The Spy Who Loved Me è il decimo film della serie ufficiale di James Bond, che vede il ritorno alla regia di Lewis Gilbert dopo You Only Live Twice e la conferma di Roger Moore, alla terza interpretazione nei panni dell’agente 007. I due villain del film sono Curd Jürgens nella parte di Karl Stromberg e Richard Kiel nei panni del celebre Squalo, che comparirà anche nel successivo Moonraker, mentre come Bond girl vengono reclutate Caroline Munro, Olga Bisera e soprattutto la meravigliosa Barbara Bach, fra le donne più belle di tutta la saga, che compensa con la sua straordinaria presenza scenica la sua scarsa espressività.
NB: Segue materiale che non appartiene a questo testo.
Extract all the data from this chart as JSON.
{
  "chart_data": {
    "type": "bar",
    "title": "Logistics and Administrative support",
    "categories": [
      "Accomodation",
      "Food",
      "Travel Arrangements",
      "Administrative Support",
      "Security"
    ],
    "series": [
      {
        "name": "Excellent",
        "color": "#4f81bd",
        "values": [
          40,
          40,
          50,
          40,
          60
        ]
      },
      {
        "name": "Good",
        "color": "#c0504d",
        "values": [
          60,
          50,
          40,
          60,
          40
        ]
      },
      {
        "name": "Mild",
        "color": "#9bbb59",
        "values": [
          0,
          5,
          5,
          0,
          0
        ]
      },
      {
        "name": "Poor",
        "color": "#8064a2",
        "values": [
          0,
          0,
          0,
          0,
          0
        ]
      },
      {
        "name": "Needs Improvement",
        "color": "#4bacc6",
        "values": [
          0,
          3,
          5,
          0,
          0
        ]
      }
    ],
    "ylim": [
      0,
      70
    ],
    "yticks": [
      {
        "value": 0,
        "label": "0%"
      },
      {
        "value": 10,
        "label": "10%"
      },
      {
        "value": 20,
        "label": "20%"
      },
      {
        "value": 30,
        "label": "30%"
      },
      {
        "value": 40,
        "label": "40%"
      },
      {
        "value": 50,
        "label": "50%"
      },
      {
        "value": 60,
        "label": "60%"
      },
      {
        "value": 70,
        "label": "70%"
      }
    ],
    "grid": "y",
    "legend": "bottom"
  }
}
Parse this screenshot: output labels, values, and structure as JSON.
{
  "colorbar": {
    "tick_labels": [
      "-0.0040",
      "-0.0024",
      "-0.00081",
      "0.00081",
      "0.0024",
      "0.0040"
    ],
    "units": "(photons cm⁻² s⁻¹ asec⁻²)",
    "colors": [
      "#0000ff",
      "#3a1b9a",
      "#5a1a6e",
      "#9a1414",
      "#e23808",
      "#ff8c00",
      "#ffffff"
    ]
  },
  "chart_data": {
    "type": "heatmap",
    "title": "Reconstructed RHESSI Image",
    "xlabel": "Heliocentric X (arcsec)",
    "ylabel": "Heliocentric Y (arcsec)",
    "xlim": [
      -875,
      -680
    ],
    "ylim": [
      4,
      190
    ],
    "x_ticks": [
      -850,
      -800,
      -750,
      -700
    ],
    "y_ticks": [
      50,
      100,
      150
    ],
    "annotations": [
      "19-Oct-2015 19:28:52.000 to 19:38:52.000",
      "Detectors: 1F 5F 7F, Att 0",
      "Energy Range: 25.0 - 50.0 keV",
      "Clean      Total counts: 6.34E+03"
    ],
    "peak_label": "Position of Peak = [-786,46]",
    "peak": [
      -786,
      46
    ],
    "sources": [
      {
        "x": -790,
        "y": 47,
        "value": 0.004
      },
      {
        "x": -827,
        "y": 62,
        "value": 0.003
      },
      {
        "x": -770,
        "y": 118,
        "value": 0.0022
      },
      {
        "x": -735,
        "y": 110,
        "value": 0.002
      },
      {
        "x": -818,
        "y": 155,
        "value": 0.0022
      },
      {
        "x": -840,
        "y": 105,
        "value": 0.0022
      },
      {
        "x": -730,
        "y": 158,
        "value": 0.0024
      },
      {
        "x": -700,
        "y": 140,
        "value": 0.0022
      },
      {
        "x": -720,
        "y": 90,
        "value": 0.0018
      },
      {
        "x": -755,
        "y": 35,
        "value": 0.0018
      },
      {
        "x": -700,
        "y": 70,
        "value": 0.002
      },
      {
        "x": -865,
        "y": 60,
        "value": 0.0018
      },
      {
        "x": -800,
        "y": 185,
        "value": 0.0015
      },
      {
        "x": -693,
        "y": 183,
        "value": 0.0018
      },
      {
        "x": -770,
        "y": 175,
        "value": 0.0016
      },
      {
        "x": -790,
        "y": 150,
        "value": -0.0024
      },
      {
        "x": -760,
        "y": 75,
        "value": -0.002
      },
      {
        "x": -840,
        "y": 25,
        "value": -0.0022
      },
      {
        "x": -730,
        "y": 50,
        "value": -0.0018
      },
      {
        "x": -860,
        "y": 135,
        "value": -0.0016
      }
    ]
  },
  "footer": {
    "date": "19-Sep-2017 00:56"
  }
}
The Spy Who Loved Me prosegue nella caratterizzazione da parte di Roger Moore di un James Bond sornione e ammiccante, a tratti quasi caricaturale, che funziona a dovere pur facendo storcere il naso ai puristi della serie letteraria e ai nostalgici di Sean Connery, decretando un successo sotto tutti i punti di vista, che riscatta il flop commerciale di The Man with the Golden Gun e si pone come una delle migliori pellicole dell’era di Moore conquistando anche tre nomination all’Oscar per migliore scenografia, migliore colonna sonora e migliore canzone originale.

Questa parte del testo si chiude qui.